Bir düşünce açıklamasında bulunmak için uzmanlığını kanıtlama şartının getirilmesi ifade özgürlüğünü anlamsız kılacak derecede kısıtlar. Kaldı ki başvurucu bir kardiyoloji ve iç hastalıkları uzmanı olduğu gibi genel olarak Türkiye'nin bilinen akademisyenlerinden ve bilim insanlarındandır. Bu kapsamda tıp alanında yaşanan gelişmeler başvurucunun ilgi alanındadır. Ayrıca başvurucunun bazı ifadelerinde meslektaşlarını eleştirdiği hatta bu ifadelerle abartıya kaçtığı kabul edilse bile bir bilim insanının yerine geçip belli bir durumda kullanılacak ifade şeklinin ne olacağını belirlemek yargı mercilerinin görevi değildir. Kaldı ki ifade özgürlüğü büyük ölçüde eleştiri özgürlüğünün güvence altına alınmasını hedeflemektedir. Bu nedenle birey ve toplum hayatı için hayati meselelerin tartışılması bağlamında açıklanan ifadelerin -bilhassa herhangi bir özel kişiye yönelik olmadığında- sert olmasına ve polemik içermesine daha fazla tolerans gösterilmesi gerekir. Öte yandan ifadenin sert olması, ifade açıklamalarına yapılan müdahalelerin gerekçesi olarak kabul edilemez.

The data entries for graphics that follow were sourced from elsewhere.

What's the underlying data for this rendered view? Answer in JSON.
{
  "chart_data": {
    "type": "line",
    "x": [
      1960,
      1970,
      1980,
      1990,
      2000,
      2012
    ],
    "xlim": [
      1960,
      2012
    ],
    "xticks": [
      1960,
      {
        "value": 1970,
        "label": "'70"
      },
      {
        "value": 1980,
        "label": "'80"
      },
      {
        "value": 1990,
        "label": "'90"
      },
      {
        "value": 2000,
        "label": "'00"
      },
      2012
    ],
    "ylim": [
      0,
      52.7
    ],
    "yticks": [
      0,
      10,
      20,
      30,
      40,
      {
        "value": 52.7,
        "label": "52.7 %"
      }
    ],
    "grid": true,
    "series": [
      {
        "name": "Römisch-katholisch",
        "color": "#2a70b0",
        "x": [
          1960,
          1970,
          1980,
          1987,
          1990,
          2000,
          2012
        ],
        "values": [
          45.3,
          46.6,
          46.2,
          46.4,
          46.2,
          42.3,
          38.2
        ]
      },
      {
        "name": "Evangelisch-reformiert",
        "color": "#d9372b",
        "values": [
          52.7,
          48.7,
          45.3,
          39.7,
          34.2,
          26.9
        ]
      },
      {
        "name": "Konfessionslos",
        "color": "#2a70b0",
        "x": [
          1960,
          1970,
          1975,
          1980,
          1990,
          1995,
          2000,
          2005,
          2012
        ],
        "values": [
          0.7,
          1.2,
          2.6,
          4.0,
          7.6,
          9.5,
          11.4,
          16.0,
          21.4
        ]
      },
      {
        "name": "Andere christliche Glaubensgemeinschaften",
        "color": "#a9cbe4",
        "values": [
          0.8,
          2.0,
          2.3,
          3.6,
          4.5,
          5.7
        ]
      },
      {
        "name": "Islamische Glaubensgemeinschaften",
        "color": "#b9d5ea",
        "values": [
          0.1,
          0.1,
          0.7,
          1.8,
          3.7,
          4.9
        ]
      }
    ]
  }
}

Çok sayıda kitap yazan ve büyük bir şöhrete sahip olan başvurucunun görüşlerini temellendirmeye çalışırken daha fazla teknik açıklamayı yaptığı kitaplarını işaret etmesinin reklam olarak kabul edilmesi, hekimlerin reklam yasağı ile ulaşılmak istenen amacın ötesine geçerek ifade özgürlüğü alanının dolaylı olarak daraltılması anlamına gelmektedir. Bu doğrultuda ifade özgürlüğünün çeşitli bahanelerle daraltılması, demokratik toplumun temellerini sarsacağı için Anayasa'ya uygun kabul edilemez.

Başvurunun bütün koşulları gözönünde tutulduğunda başvurucu hakkında disiplin cezası verilmesi ile Anayasa'da koruma altında olan ifade özgürlüğüne yapılan müdahalenin daha ağır basan bir toplumsal ihtiyaca karşılık gelmediği gibi orantılı da olmadığı sonucuna varılmıştır.

Anayasa Mahkemesi açıklanan gerekçelerle ifade özgürlüğünün ihlal edildiğine karar vermiştir.